I didn’t however want that to be my only experience of horticultural shows. So, today I took a trip to the Chorley Flower Show. A very different experience altogether. It took just 20 minutes to get there, and despite the rather changeable weather, was no less busy than Tatton was on Members day. In many ways, it actually felt busier. I suspect that was more down to things being a little more tightly spaced. Knowing this was a more ‘family-friendly’ event, I took my 6-year-old daughter with me too. We queued to get our wristbands, £10 for myself and only £2 for my daughter.

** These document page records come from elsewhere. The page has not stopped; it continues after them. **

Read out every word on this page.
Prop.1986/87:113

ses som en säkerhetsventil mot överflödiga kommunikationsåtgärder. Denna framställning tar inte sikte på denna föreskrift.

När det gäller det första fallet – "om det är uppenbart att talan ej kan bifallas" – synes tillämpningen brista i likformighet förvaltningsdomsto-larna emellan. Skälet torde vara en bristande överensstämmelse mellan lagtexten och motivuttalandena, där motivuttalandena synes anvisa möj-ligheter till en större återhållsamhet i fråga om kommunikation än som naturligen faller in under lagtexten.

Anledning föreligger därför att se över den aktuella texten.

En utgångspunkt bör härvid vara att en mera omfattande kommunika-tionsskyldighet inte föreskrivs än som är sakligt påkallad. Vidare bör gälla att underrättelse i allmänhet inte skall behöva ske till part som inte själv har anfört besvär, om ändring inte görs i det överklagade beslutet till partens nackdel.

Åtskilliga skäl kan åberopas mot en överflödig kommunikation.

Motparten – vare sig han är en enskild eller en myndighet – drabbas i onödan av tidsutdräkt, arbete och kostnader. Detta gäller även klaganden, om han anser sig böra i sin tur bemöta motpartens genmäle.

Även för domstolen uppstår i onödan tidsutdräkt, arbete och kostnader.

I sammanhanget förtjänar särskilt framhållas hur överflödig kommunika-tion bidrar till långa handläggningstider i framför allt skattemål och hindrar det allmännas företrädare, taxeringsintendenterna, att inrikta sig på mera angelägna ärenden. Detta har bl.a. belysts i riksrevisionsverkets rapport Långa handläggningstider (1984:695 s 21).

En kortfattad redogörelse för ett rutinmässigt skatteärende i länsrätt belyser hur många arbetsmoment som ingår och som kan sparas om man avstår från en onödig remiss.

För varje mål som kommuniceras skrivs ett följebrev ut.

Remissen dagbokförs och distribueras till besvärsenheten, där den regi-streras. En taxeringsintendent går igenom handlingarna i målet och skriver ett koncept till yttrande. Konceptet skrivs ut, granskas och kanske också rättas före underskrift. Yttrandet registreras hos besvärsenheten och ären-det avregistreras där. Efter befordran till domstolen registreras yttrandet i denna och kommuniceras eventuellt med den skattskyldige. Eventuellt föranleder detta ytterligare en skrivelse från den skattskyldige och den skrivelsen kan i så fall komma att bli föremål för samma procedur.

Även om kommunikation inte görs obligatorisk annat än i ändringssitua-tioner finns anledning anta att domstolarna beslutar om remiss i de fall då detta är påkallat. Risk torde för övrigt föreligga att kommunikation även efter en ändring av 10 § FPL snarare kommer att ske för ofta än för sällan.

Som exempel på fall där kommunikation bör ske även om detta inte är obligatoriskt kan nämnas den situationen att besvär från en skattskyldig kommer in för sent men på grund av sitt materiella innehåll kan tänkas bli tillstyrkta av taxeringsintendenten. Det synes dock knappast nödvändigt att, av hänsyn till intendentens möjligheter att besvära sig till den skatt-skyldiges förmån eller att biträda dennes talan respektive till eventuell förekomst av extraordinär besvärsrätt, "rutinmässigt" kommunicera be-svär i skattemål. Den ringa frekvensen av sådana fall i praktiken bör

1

Much like Tatton, there were copious numbers of trade stands. The big difference was that these were mostly local craftsmen and plant nurseries – along with various wildlife trusts and charities offering the usual ‘summer fayre’ activities such as tombolas and raffles. However, it didn’t feel ‘cheap’. Whilst it was nowhere near as glossy as an RHS show, the plants on offer were no less healthy and the people no less knowledgable. Overall it felt like a really good balance – enough for serious gardeners, whilst still offering something for people with only a passing interest.

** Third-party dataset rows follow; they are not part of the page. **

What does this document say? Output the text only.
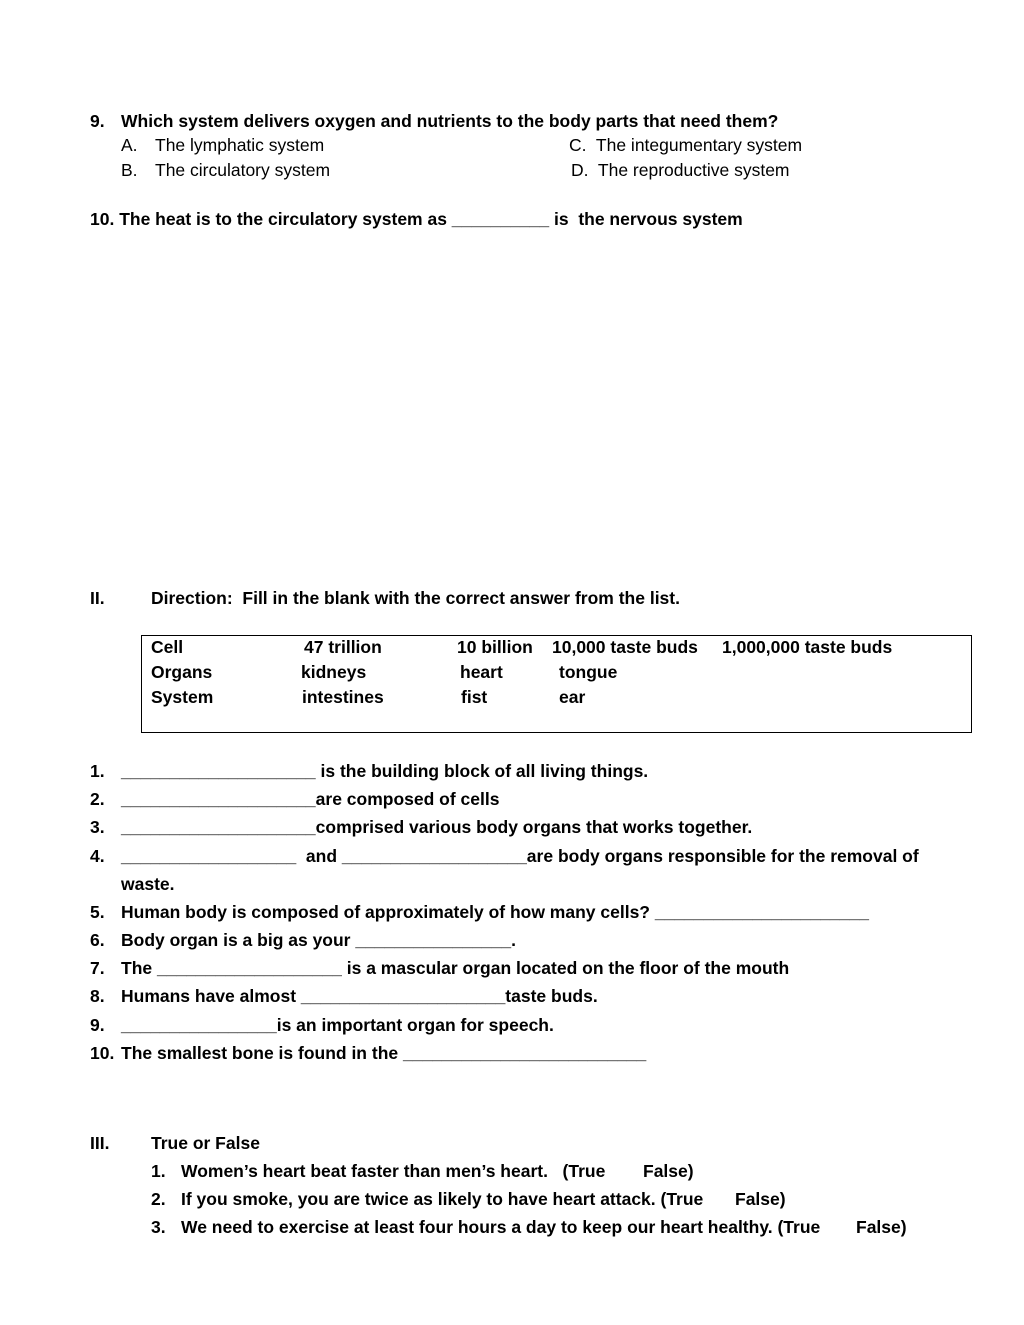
9. Which system delivers oxygen and nutrients to the body parts that need them?
A. The lymphatic system
B. The circulatory system
C.  The integumentary system
D.  The reproductive system
10. The heat is to the circulatory system as __________ is  the nervous system
II.	Direction:  Fill in the blank with the correct answer from the list.
Cell	47 trillion	10 billion 10,000 taste buds 1,000,000 taste buds
Organs	kidneys	heart	tongue
System	intestines	fist	ear
1. ____________________ is the building block of all living things.
2. ____________________are composed of cells
3. ____________________comprised various body organs that works together.
4. __________________  and ___________________are body organs responsible for the removal of
waste.
5. Human body is composed of approximately of how many cells? ______________________
6. Body organ is a big as your ________________.
7. The ___________________ is a mascular organ located on the floor of the mouth
8. Humans have almost _____________________taste buds.
9. ________________is an important organ for speech.
10. The smallest bone is found in the _________________________
III. True or False
1. Women’s heart beat faster than men’s heart.   (True False)
2. If you smoke, you are twice as likely to have heart attack. (True False)
3. We need to exercise at least four hours a day to keep our heart healthy. (True False)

A number of marquees were offered, including the usual floral marquee which was crammed with both the usual and unusual offerings. I uncovered a local seed supplier of ‘unusual’ veg in here and will be perusing their catalogue in full in the coming days. Another marquee featured exhibitions from both amateurs and professionals alike. I was particularly pleased to see that judges added comments in some cases, including one presentation that was excluding based on size, but was praised for the idea. Small differences such as that, to me, made this show feel much more accessible to all. A ‘garden roadshow’ theatre was also found in here, with Adam Frost presenting a particularly popular talk as we drifted past.

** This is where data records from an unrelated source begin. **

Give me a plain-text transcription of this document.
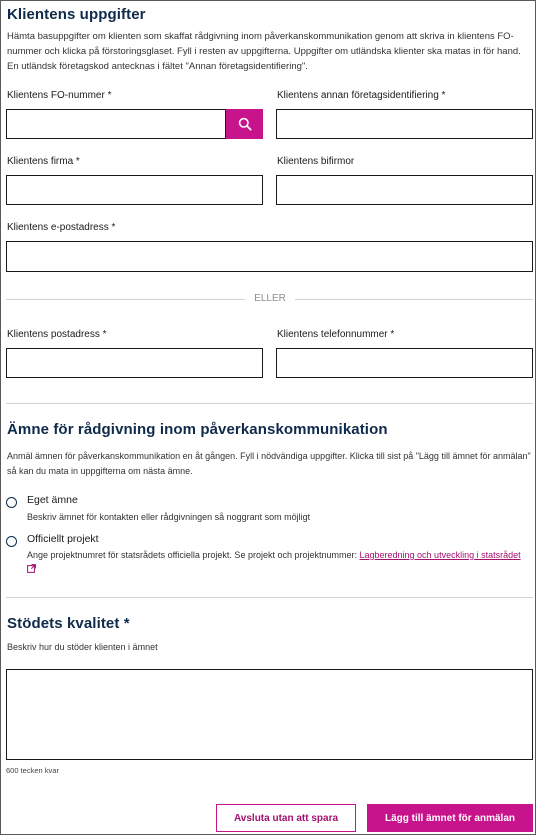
Klientens uppgifter

Hämta basuppgifter om klienten som skaffat rådgivning inom påverkanskommunikation genom att skriva in klientens FO-nummer och klicka på förstoringsglaset. Fyll i resten av uppgifterna. Uppgifter om utländska klienter ska matas in för hand. En utländsk företagskod antecknas i fältet "Annan företagsidentifiering".

Klientens FO-nummer *	Klientens annan företagsidentifiering *
Klientens firma *	Klientens bifirmor
Klientens e-postadress *
ELLER
Klientens postadress *	Klientens telefonnummer *
Ämne för rådgivning inom påverkanskommunikation

Anmäl ämnen för påverkanskommunikation en åt gången. Fyll i nödvändiga uppgifter. Klicka till sist på "Lägg till ämnet för anmälan" så kan du mata in uppgifterna om nästa ämne.

Eget ämne
Beskriv ämnet för kontakten eller rådgivningen så noggrant som möjligt
Officiellt projekt
Ange projektnumret för statsrådets officiella projekt. Se projekt och projektnummer: Lagberedning och utveckling i statsrådet
Stödets kvalitet *
Beskriv hur du stöder klienten i ämnet
600 tecken kvar
Avsluta utan att spara	Lägg till ämnet för anmälan
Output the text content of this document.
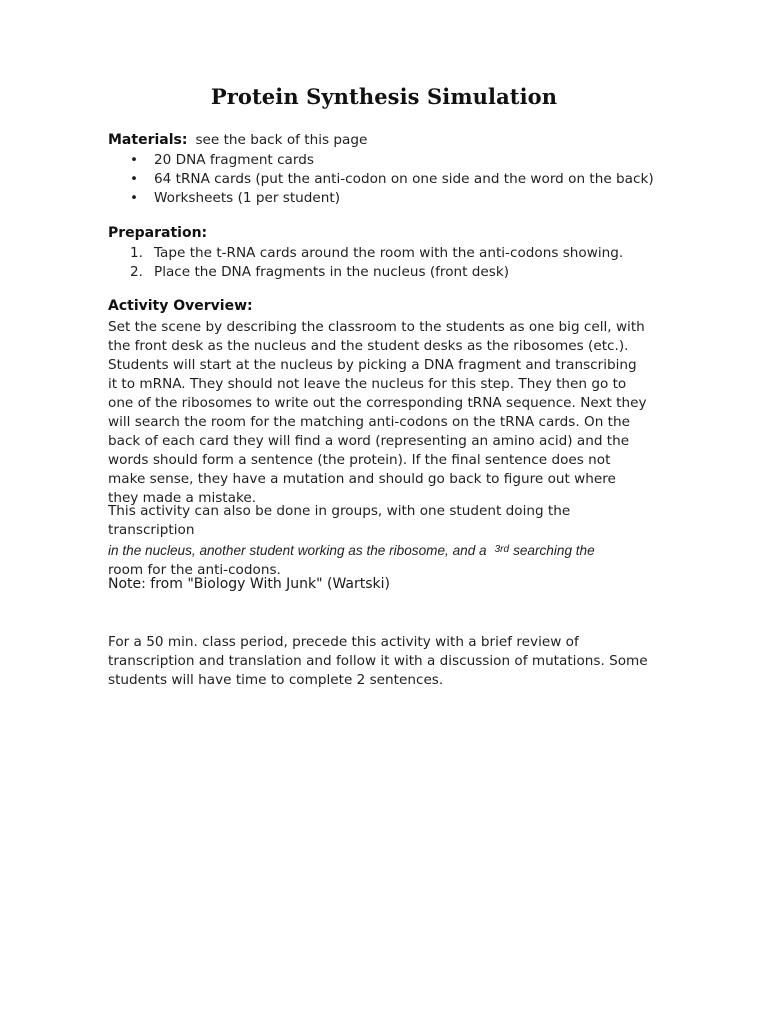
Protein Synthesis Simulation
Materials: see the back of this page
• 20 DNA fragment cards
• 64 tRNA cards (put the anti-codon on one side and the word on the back)
• Worksheets (1 per student)
Preparation:
1. Tape the t-RNA cards around the room with the anti-codons showing.
2. Place the DNA fragments in the nucleus (front desk)
Activity Overview:

Set the scene by describing the classroom to the students as one big cell, with the front desk as the nucleus and the student desks as the ribosomes (etc.). Students will start at the nucleus by picking a DNA fragment and transcribing it to mRNA. They should not leave the nucleus for this step. They then go to one of the ribosomes to write out the corresponding tRNA sequence. Next they will search the room for the matching anti-codons on the tRNA cards. On the back of each card they will find a word (representing an amino acid) and the words should form a sentence (the protein). If the final sentence does not make sense, they have a mutation and should go back to figure out where they made a mistake.

This activity can also be done in groups, with one student doing the transcription

in the nucleus, another student working as the ribosome, and a $^{3rd}$ searching the

room for the anti-codons.

Note: from "Biology With Junk" (Wartski)

For a 50 min. class period, precede this activity with a brief review of transcription and translation and follow it with a discussion of mutations. Some students will have time to complete 2 sentences.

There were a number of ‘community’ show gardens, roughly the same size as the school gardens at Tatton. A number of these also completed by local schools, and just as worthy of their place at a flower show. The single biggest difference however was visitor involvement. The community show gardens were all manned by people representing them and explaining them. Some even encouraged visitors to take part in them. My daughter painted a pebble to add to one of them. The show gardens, of which there were two, could both be explored fully. You were welcome to walk around them and touch them. The main show garden, ‘The Garden of Reflection’ had a stonemason working on it as part of the display. My understanding is this this garden will remain as a permanent feature at Astley Hall, where the show takes place.
This was my first visit to Astley Hall, but won’t be my last. The walled Vegetable Garden, open but not necessarily part of the show, was beautifully well tendered. A place I’ll certainly explore in greater detail at a later date. As is often the case with walled kitchen gardens, inspiration and ideas were at every turn.
The show continues tomorrow, July 29th (2018) and tickets are available at the gate. Whether a master of horticulture or a complete beginner, there’s something on offer for you and well worth a visit.